Última estación

«¡Muerto!», gritó el vagabundo mientras me señalaba. Todos voltearon la vista hacia él. Siempre lo mismo en esta estación, la última vez un viejo pandroso con traje no dejó de seguirme hasta que le prometiera ser fiel a los principios de libertad y de justicia. No le hice caso. «¡El péndulo marcó la hora de su muerte!», bajó el dedo y volteó a ver el gran reloj. ¡¡TAN!! ¡¡TAN!! Justo a tiempo, que coincidencia. «¡Las estrellas que se extinguen son aquellas que más brillan!», abrió los brazos y vio hacia arriba. A pesar de que había techo y sería incapaz de ver las estrellas, algo en sus incoherencias comenzaba a hacer sentido; sabía de mí, de la vida. «Todo tiene antecedentes», dijo bajando la voz, hizo una seña pidiendo que lo acompañara. Normalmente no seguiría a un desaseado, pero está vez el viejo, y sus palabras que armonizaban con el reloj, despertaron algo en mí.
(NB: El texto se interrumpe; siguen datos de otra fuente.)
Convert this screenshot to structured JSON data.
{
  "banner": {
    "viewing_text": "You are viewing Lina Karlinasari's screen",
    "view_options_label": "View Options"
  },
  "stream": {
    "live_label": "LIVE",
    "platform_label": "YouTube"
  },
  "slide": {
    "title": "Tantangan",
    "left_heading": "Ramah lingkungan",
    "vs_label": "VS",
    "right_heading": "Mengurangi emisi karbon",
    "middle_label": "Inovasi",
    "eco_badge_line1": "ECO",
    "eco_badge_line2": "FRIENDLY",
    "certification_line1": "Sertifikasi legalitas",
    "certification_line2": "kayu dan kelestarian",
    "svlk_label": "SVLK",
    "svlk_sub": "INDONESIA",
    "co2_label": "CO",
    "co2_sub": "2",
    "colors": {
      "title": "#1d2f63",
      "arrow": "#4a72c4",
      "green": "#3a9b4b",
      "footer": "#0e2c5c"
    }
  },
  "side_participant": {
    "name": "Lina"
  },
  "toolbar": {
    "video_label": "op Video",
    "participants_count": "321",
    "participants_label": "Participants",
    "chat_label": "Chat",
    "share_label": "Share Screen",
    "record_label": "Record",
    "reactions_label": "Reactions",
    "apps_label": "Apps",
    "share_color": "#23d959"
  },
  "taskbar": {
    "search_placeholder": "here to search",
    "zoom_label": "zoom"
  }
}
Caminamos juntos hasta llegar a un balcón. «Lluvia, amiga de la tarde», no llovía, había mucha luz. «La sal es nociva para la salud, pero necesaria», comencé a arrepentirme de haberlo seguido, las frases cada vez eran más incoherentes. Me di la vuelta, ignorándolo; intentó tomarme del hombro: no pudo. Escuché el llanto, giré y lo vi. Sus ojos, acuosos, deslavados: parecían haber visto todo. «Muerto, somos lo que hacemos para cambiar lo que somos. Regresa y cuando veas la luz acercándose, brinca. Esta vez será diferente». Tuve que creerle, lo que decía era hermoso.

Por segunda ocasión, brinqué por última vez.